Była 6.00. Rozległ się dzwonek do drzwi. Już nie spałem. Za drzwiami stało dwóch w skórzanych płaszczach. Spytali o nazwisko, potwierdziłem. Weszli. W legitymacji jednego błysnęło znane nazwisko Bierut, twarz też jakby znajoma. Wnuk?
– Pańskie mieszkanie?
– Niee, znaczy tak, spółdzielcze własnościowe. Spółdzielnia Ofelia.
– Wysoki czynsz państwo tu macie.
– No tak. Potwierdziłem.
– I za śmieci strrasznie zdzierają?
– No tak.
– W związku z tym rząd postanowił rozwiązać pańskie problemy. Pan się ubiera. Przejmujemy mieszkanie. Się Pan wyprowadzasz do bloku komunalnego, znaczy jak tam będzie jakiś pustostan, na razie prycza w piwnicy. Ma Pan do wyboru 3 bloki. Osiedle strzeżone Zusia, na każdym rogu wieżyczka strażnicza, druty kolczaste i takie tam. Bezpiecznie jest. Cieszy się Pan? Wszyscy się cieszą, popierają. Uniósł w górę kąciki ust patrząc na mnie zimnym wzrokiem.
– Ale jak to? Nigdzie nie idę! Zbuntowałem się
– Co pan taki dziwny. Nikt nie ma pretensji, tylko wy. Może faszysta? Komputer ma? Spytał podejrzliwie.

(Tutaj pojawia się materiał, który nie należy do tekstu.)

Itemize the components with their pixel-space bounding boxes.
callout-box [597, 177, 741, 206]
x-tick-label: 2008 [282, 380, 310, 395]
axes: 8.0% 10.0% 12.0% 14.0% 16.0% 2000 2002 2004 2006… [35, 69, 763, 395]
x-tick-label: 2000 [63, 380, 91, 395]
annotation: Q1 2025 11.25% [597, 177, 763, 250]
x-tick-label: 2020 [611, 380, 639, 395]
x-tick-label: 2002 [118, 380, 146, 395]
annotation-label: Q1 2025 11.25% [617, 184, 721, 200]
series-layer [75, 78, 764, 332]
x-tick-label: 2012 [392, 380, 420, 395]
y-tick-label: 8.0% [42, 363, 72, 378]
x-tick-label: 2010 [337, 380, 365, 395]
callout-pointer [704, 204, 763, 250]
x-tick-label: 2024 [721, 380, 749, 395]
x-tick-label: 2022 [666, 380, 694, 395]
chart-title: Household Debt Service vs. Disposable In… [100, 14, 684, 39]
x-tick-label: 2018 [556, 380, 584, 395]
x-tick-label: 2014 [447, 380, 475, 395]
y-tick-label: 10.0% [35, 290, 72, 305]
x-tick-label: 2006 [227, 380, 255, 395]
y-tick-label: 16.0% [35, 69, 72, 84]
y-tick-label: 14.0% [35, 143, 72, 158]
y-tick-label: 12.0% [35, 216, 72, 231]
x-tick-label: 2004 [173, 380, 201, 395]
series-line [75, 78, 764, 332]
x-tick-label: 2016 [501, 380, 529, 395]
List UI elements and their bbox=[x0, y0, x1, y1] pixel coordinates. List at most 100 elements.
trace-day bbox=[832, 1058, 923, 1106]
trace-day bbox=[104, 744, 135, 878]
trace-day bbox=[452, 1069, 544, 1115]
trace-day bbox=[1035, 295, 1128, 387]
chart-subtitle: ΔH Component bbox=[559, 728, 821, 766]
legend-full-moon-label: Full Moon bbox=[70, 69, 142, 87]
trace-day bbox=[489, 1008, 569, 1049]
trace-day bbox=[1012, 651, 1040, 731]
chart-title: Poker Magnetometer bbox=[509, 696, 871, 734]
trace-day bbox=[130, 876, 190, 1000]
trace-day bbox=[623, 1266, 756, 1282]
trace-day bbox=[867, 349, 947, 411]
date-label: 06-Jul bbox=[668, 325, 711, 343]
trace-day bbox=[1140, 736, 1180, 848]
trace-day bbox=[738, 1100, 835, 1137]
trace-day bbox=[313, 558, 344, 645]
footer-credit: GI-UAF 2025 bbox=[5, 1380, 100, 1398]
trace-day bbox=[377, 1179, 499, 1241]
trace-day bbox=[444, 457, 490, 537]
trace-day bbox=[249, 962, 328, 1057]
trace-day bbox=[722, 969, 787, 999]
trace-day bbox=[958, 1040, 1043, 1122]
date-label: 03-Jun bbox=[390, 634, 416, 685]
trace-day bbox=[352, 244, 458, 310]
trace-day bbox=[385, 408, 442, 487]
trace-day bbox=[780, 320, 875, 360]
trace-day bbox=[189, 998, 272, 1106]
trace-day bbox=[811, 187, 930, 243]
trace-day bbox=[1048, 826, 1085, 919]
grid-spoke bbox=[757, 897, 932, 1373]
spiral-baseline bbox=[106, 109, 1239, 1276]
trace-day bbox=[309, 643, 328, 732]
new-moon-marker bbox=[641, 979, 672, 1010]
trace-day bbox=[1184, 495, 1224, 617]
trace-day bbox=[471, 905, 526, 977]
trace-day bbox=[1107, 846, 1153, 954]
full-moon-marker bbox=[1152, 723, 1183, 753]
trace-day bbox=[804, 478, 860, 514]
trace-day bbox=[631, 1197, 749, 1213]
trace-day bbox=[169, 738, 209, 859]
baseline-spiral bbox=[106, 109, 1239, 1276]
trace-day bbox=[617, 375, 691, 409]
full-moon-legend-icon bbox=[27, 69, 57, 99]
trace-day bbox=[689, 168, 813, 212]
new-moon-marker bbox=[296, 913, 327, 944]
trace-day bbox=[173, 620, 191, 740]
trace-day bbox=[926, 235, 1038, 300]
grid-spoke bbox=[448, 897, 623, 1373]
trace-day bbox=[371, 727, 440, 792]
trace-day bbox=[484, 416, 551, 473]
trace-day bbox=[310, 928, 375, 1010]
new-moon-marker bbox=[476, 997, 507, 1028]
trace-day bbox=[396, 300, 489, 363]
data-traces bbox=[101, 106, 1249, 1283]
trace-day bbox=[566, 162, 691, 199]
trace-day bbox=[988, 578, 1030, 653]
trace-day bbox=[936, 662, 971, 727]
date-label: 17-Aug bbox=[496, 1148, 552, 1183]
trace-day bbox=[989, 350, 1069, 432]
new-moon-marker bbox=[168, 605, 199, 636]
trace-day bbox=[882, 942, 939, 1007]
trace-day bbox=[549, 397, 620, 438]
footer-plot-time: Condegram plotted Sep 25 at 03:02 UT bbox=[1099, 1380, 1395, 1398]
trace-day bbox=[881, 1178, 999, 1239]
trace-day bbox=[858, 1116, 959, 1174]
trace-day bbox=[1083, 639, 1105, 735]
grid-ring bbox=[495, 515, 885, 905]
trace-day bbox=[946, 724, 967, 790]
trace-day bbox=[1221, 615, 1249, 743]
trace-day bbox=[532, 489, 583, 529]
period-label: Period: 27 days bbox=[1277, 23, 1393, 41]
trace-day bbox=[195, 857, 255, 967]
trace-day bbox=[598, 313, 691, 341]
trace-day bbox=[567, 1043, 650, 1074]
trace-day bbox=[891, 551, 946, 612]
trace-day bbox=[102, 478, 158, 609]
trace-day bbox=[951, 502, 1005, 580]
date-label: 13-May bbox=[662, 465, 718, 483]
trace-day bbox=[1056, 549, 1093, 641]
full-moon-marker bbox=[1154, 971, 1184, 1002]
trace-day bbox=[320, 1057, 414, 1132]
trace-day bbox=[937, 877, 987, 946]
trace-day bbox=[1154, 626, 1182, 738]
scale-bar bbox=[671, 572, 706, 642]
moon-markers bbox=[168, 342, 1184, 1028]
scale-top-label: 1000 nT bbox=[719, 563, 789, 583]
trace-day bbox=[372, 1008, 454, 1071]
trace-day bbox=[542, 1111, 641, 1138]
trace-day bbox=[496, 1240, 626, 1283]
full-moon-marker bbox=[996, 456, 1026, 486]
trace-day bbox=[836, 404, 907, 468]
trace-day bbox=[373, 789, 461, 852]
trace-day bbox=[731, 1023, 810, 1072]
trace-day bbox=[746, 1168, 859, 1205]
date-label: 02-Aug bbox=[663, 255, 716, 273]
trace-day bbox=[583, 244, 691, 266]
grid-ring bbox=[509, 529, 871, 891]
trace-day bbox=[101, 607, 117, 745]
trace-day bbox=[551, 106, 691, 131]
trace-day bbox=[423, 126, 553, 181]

– Noo, ten tego. Zamilkłem. Jeszcze zarekwirują. Sprawdzą, a napisałem wczoraj, że „raz sierpem czerwoną hołotę”. Maila wysłałem. Wsadzą z terroryzm jak nic. Zacząłem myśleć o nawet o możliwym samobójstwie. Znaczy kombinować jakby tego uniknąć w monitorowanej 24h celi.
– Ale dlaczego ja?
– Się pan nie martwi, wszyscy się muszą wyprowadzić. To będziemy wyburzać. Tu stadion będzie imienia 4go czerwca, a pod spodem tunelem puścimy autostradę im III RP. A pod nią tunel dla pociągów im. Bo..., znaczy Wałęsy. A właśnie, bym zapomniał, przy okazji - ma pan tu druk PIT z nową stawkę podatkową 199%. A tu rozporządzenie o pracy aż do eutanazji. „Arbeit macht frei”. Z UE przysłali. Podkreślił z dumą.
– Nowe. Jeszcze nie przetłumaczone. Wyjaśnił.
– Strasznie Pan zadłużony jest, powiedział drugi zaglądając do papierów.
– Ja nie, co Pan. Mam uskładane nawet na koncie.
– Numer, pin, karta. Warknął pierwszy łapiąc mnie za piżamę.
– Różański dajcie spokój, jeszcze nie teraz.
– Bardzo Pana przepraszam, kolega zapalczywy taki, ma to po dziadku. I na Cyprze był na wakacjach.
– Niestety jest pan zadłużony. W drugim etapie reformy, Ministerstwo Finansów w ramach prywatyzacji zadłużenia postanowiło przekazać każdemu obywatelowi dług państwowy przypadający na niego do spłacenia. Można w ratach spłacić, oprocentowanie nawet znośne i podatek niewysoki. Pan tu podpisze. W trzech egzemplarzach. Podpisałem się pod długą kolumną cyfr. Poklepał po ramieniu i pogratulował spełnienia obowiązku obywatelskiego. Różański bawił się pistoletem, wyciągniętym spod marynarki.
Rzeczy i meble miała przewieźć do magazynu inna ekipa. Wyszliśmy, w parku ktoś wycinał drzewa. Ruszyłem w jego kierunku. Różański złapał mnie za ramię.
– Do autobusu. To nie Turcja. Tu Europa jest.
W autobusie wszyscy spali. Ruszyliśmy gwałtownie, aż szarpnęło. I wtedy się obudziłem. To był sen, pomyślałem z ulgą. Rzuciłem okiem na budzik. Była 6.00. A właściwie to czemu ja się obudziłem? Wtedy usłyszałem jak ktoś dobija się do drzwi.